Famous writers
Mary Shelley

From earliest childhood Mary Shelley was under the personal influence of the literary great of her time. Lamb was a frequent visitor at her fathers’s house. Coleridge came and read in his hypnotically persuasive voice from “The Ancient Mariner”.
William Godwin, Mary’s father, was born in a conservative family. Early in life he showed an interest in religion and as a young man was a minister. He did not remain long in his profession. A volume of sermons, followed by some serious philosophical writings of respect in the literary world.
Godwin married Mary Wollstonecraft, who was herself a writer of no mean ability. Her book, “Vindication of the Rights of Women”, calling for equality of education and opportunity in the commercial world for her sex, brought fame.
Mary Shelley was born on the 30th of August 1797. Her mother dies ten days later. Perhaps much of the sorrow of Mary’s life would been avoided had her liberally minded and strong-willed mother survived.
Godwin struggled to care for Mary and her older half-sister, but feared that his bachelor home was not the proper surroundings. A few years after the death of his first wife, he remarried. This second marriage does not seem to have been fortunate, for his wife had no understanding of the theories and philosophies of Godwin and his associates. Poor financial circumstances only served to place an extra strain upon the family.

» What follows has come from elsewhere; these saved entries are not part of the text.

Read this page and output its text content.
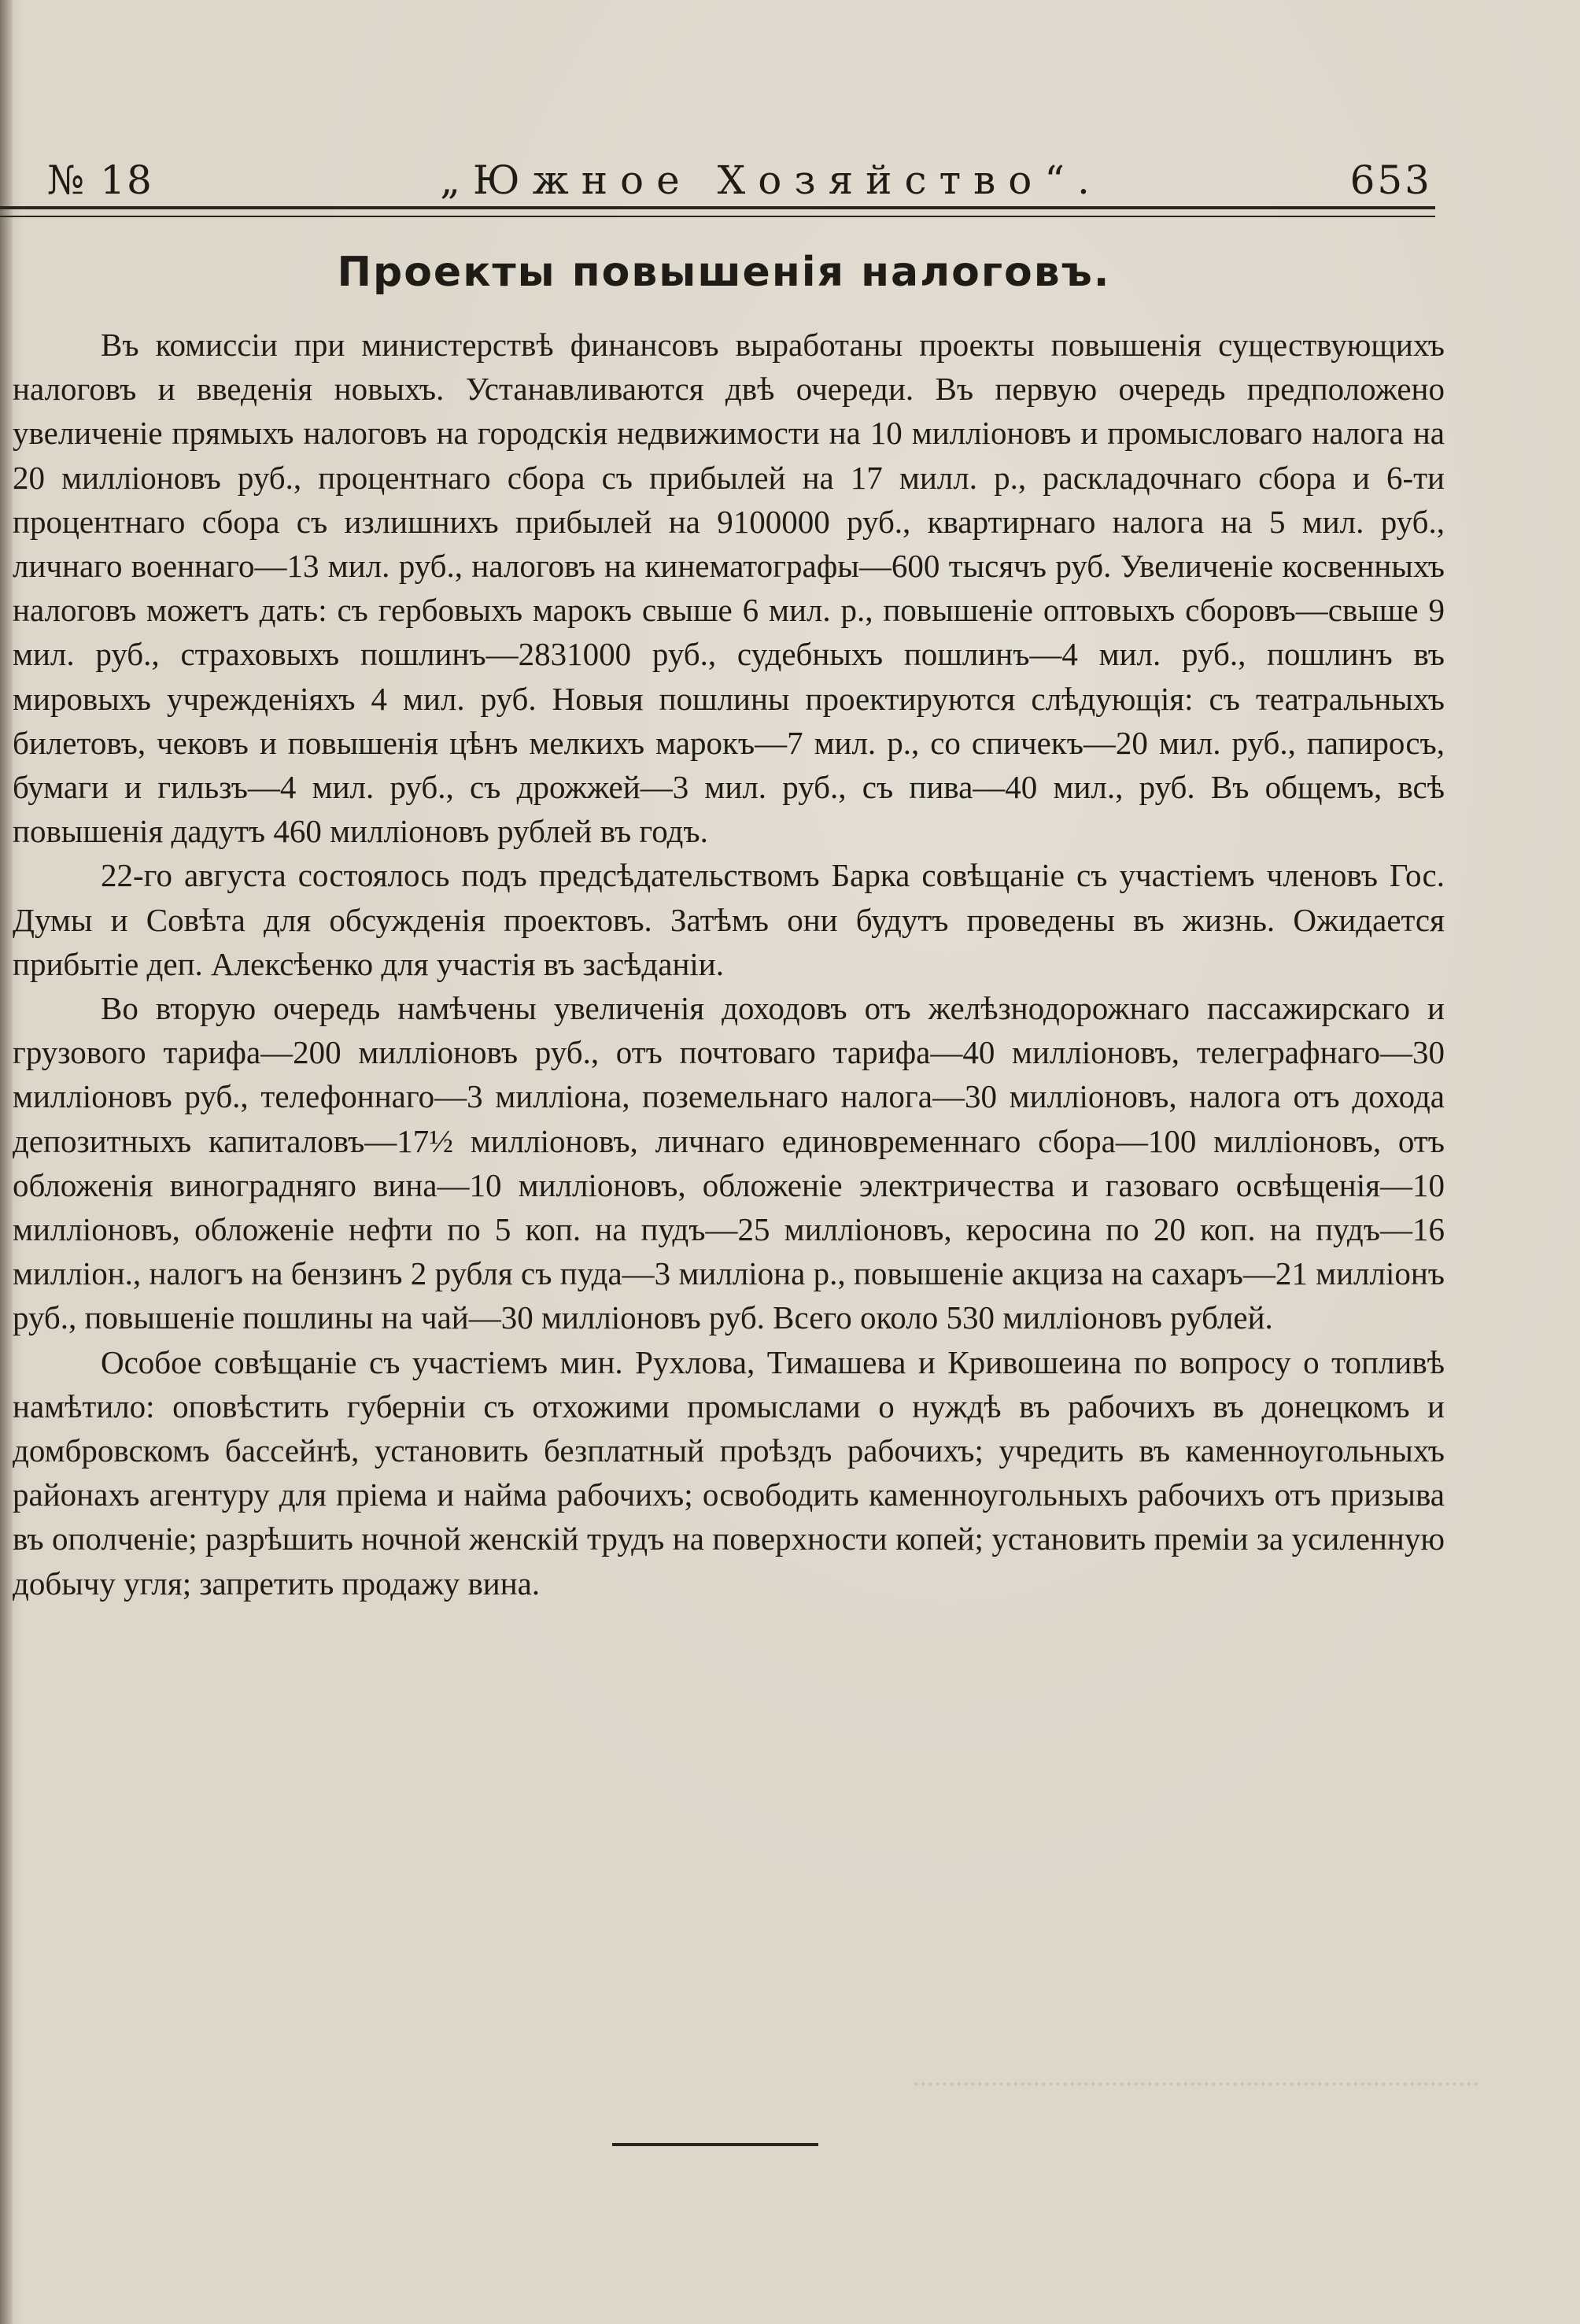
№ 18	„Южное Хозяйство“.	653
Проекты повышенія налоговъ.

Въ комиссіи при министерствѣ финансовъ выработаны проекты повышенія существующихъ налоговъ и введенія новыхъ. Устанавливаются двѣ очереди. Въ первую очередь предположено увеличеніе прямыхъ налоговъ на городскія недвижимости на 10 милліоновъ и промысловаго налога на 20 милліоновъ руб., процентнаго сбора съ прибылей на 17 милл. р., раскладочнаго сбора и 6-ти процентнаго сбора съ излишнихъ прибылей на 9100000 руб., квартирнаго налога на 5 мил. руб., личнаго военнаго—13 мил. руб., налоговъ на кинематографы—600 тысячъ руб. Увеличеніе косвенныхъ налоговъ можетъ дать: съ гербовыхъ марокъ свыше 6 мил. р., повышеніе оптовыхъ сборовъ—свыше 9 мил. руб., страховыхъ пошлинъ—2831000 руб., судебныхъ пошлинъ—4 мил. руб., пошлинъ въ мировыхъ учрежденіяхъ 4 мил. руб. Новыя пошлины проектируются слѣдующія: съ театральныхъ билетовъ, чековъ и повышенія цѣнъ мелкихъ марокъ—7 мил. р., со спичекъ—20 мил. руб., папиросъ, бумаги и гильзъ—4 мил. руб., съ дрожжей—3 мил. руб., съ пива—40 мил., руб. Въ общемъ, всѣ повышенія дадутъ 460 милліоновъ рублей въ годъ.

22-го августа состоялось подъ предсѣдательствомъ Барка совѣщаніе съ участіемъ членовъ Гос. Думы и Совѣта для обсужденія проектовъ. Затѣмъ они будутъ проведены въ жизнь. Ожидается прибытіе деп. Алексѣенко для участія въ засѣданіи.

Во вторую очередь намѣчены увеличенія доходовъ отъ желѣзнодорожнаго пассажирскаго и грузового тарифа—200 милліоновъ руб., отъ почтоваго тарифа—40 милліоновъ, телеграфнаго—30 милліоновъ руб., телефоннаго—3 милліона, поземельнаго налога—30 милліоновъ, налога отъ дохода депозитныхъ капиталовъ—17½ милліоновъ, личнаго единовременнаго сбора—100 милліоновъ, отъ обложенія виноградняго вина—10 милліоновъ, обложеніе электричества и газоваго освѣщенія—10 милліоновъ, обложеніе нефти по 5 коп. на пудъ—25 милліоновъ, керосина по 20 коп. на пудъ—16 милліон., налогъ на бензинъ 2 рубля съ пуда—3 милліона р., повышеніе акциза на сахаръ—21 милліонъ руб., повышеніе пошлины на чай—30 милліоновъ руб. Всего около 530 милліоновъ рублей.

Особое совѣщаніе съ участіемъ мин. Рухлова, Тимашева и Кривошеина по вопросу о топливѣ намѣтило: оповѣстить губерніи съ отхожими промыслами о нуждѣ въ рабочихъ въ донецкомъ и домбровскомъ бассейнѣ, установить безплатный проѣздъ рабочихъ; учредить въ каменноугольныхъ районахъ агентуру для пріема и найма рабочихъ; освободить каменноугольныхъ рабочихъ отъ призыва въ ополченіе; разрѣшить ночной женскій трудъ на поверхности копей; установить преміи за усиленную добычу угля; запретить продажу вина.

................................................................................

At the age of 17, Mary eloped with Percy Bysshe Shelley to Switzerland. It was on this trip that she undertook her first serious literary venture, a travel-book of the journey.

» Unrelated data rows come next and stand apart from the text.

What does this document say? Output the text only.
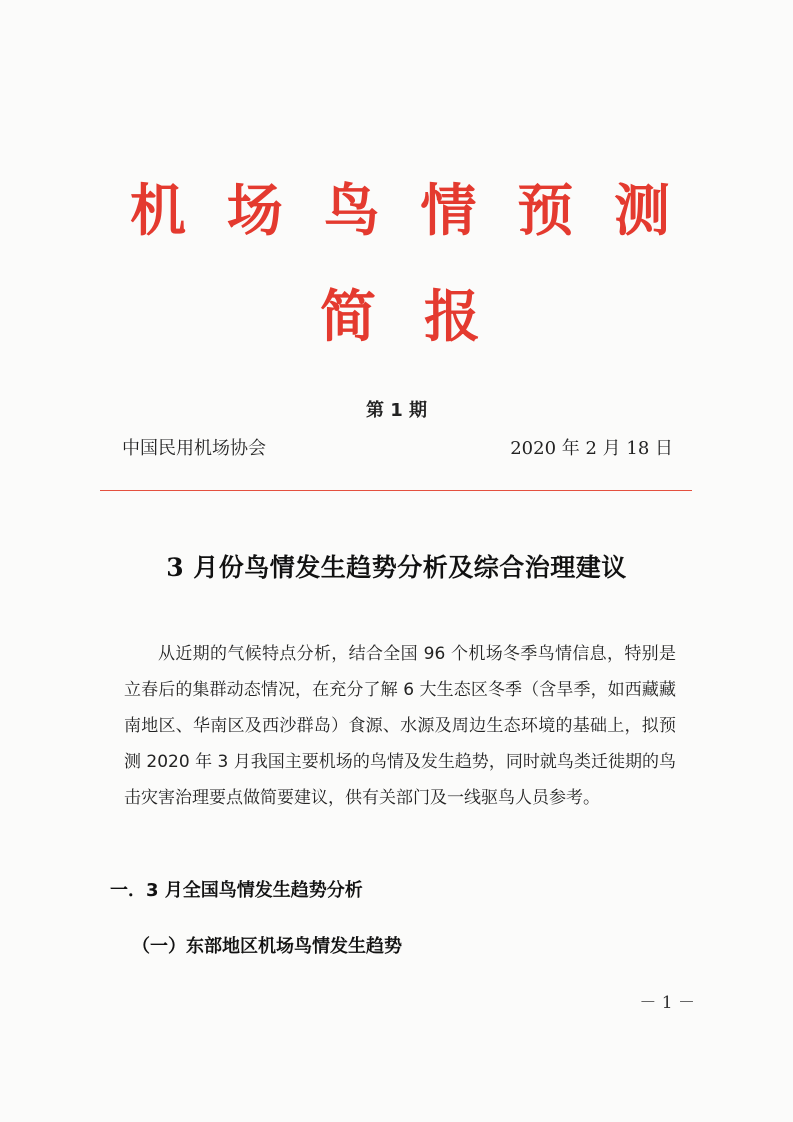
机 场 鸟 情 预 测
简 报
第 1 期
中国民用机场协会	2020 年 2 月 18 日
3 月份鸟情发生趋势分析及综合治理建议

从近期的气候特点分析，结合全国 96 个机场冬季鸟情信息，特别是立春后的集群动态情况，在充分了解 6 大生态区冬季（含旱季，如西藏藏南地区、华南区及西沙群岛）食源、水源及周边生态环境的基础上，拟预测 2020 年 3 月我国主要机场的鸟情及发生趋势，同时就鸟类迁徙期的鸟击灾害治理要点做简要建议，供有关部门及一线驱鸟人员参考。

一．3 月全国鸟情发生趋势分析
（一）东部地区机场鸟情发生趋势
－ 1 －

Shelley, though in line to inherit a baronetcy, had little money. He was an almost unknown poet (Shelley never became popular until long after this death). His family supplied a small allowance, but Shelley was for years on the verge of bankruptcy, mainly due to loans he secured for Godwin’s publishing business. Godwin, though borrowing money through Shelley, never forgave him for eloping with Mary.
Shelley’s family regarded him as a black-sheep. His anti-religious writings soon brought him into disfavor in England. Seeking more pleasant surroundings, the young couple went to Italy. It was here, while visiting with Byron, that the idea for Frankenstein was born.
A discussion of Darwin’s experiments, then conjectures on the possibility of restoring life to dead bodies appealed to Mary Shelley’s fertile imagination. A nightmare on the subject convinced her that this was material for a novel that would terrify the reader.
It was not until sometime later that the novel was completed and published. It brought almost immediate fame. Though she wrote several other novels, all of them well-received by the public at that time, only Frankenstein had stood the test of time.
Shelley died in a boat wreck off the Italian coast in 1822 and Mary made her way back to England. Poverty followed her almost to her grave. Shelley’s family settled a small pension on her. In 1844 the family title and estate passed on to her son, Percy Florence, the only one of her children who survived.
Mary Shelley died quietly on the 21st of February 1851 at the age fifty-three.